L’intervista di Piacentini
Minuto 4, Piacentini sostiene: “ho posto come condizione di costruire il mio gruppo indipendente dall’Agid” e che si tratta di “una task force che fa cose e cosa abbiamo fatto è stato fenomenale“. L’intervistatore li ha paragonati agli Avengers, pochi supereroi pronti a salvare il paese. Chiunque lavora nella PA sa tuttavia che in realtà un Commissario è l’unico modo in cui poteva scendere in campo Piacentini, come già era peraltro accaduto in passato con Francesco Caio. Più un fatto strutturale che una condizione, ed è questo il contesto nel quale la “task force” prendeva a suo tempo forma.
Minuto 6.45: “L’Italia ha un Codice dell’Amministrazione Digitale (CAD), molto complicato. Ecco una delle cose che noi abbiamo fatto; i dettagli tecnici erano nella legge, una delle cose che abbiamo fatto aggiornando questa legge è togliere i dettagli tecnici e metterli nelle linee guida “. La realtà appare tuttavia differente: Piacentini è infatti arrivato dopo che tale legge fosse promulgata. La previsione di togliere le regole tecniche dal CAD era stata infatti stabilita nella delega al governo con la legge 7 agosto 2015 “Deleghe al Governo in materia di riorganizzazione delle Amministrazioni pubbliche” (7 agosto 2015, ossia 14 mesi prima della nomina del commissario e 7 mesi prima che Renzi lo conoscesse).
Minuto 7.45: “abbiamo fatto un piano triennale… e messo tutto in open source“.
Il piano triennale era previsto fin dalla legge istitutiva di AgID che risale al giugno 2012 (Governo Monti), quattro anni prima dell’arrivo di Piacentini.
Come previsto dalla legge è stata AgID a produrre il piano “in collaborazione con” il dream team di Piacentini, come risulta anche sul sito apposito. La stessa AgID da cui il gruppo, che ha “fatto cose fenomenali”, doveva essere per definizione separato ed indipendente.

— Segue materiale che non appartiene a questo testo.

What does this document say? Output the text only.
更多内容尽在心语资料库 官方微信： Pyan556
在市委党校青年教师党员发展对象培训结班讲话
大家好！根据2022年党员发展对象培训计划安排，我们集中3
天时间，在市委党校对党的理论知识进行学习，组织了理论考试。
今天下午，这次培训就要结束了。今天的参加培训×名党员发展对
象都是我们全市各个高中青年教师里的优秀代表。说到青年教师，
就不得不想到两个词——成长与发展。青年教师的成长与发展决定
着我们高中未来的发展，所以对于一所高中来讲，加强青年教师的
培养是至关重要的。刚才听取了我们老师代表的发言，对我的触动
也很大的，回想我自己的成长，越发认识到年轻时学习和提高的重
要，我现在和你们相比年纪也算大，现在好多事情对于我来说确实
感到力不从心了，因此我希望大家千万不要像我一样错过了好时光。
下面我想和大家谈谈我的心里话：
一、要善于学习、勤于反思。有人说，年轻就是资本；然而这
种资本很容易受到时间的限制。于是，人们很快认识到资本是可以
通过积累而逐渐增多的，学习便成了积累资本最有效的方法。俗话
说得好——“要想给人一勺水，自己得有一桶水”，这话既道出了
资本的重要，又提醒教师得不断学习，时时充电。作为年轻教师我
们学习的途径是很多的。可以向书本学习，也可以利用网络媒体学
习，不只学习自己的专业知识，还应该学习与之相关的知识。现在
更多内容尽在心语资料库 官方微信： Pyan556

Altrettanto vale per la questione legata alla vocazione open source: era cosa già prevista nella delega al governo con la legge 7 agosto 2015, sempre 14 mesi prima della sua nomina, 7 mesi prima che lo conoscesse, sempre approvata definitivamente il mese prima che assumesse l’incarico. Sono i tempi, quindi, a parlare:
“razionalizzare gli strumenti di coordinamento e collaborazione delle amministrazioni pubbliche al fine di conseguire obiettivi di ottimizzazione della spesa nei processi di digitalizzazione favorendo l’uso di software open source, tenendo comunque conto di una valutazione tecnico-economica delle soluzioni disponibili, nonché obiettivi di risparmio energetico”
Legge 7 agosto 2015, art.1
Minuto 8.25: ” abbiamo un forum molto trafficato “. Il dibattito sembra essersi arenato in realtà da qualche tempo: il fermento iniziale aveva portato qualche picco di attività, ma le date degli ultimi interventi sembrano raccontare un fervore che va affievolendosi, con risposte spesso ferme a mesi fa. Basta andare sul forum stesso per farsi un’idea. A merito del team Piacentini va detto al contempo che nessuno ha nascosto le statistiche di visita, come fatto invece spesso in passato, lasciando che la trasparenza possa fare il proprio corso.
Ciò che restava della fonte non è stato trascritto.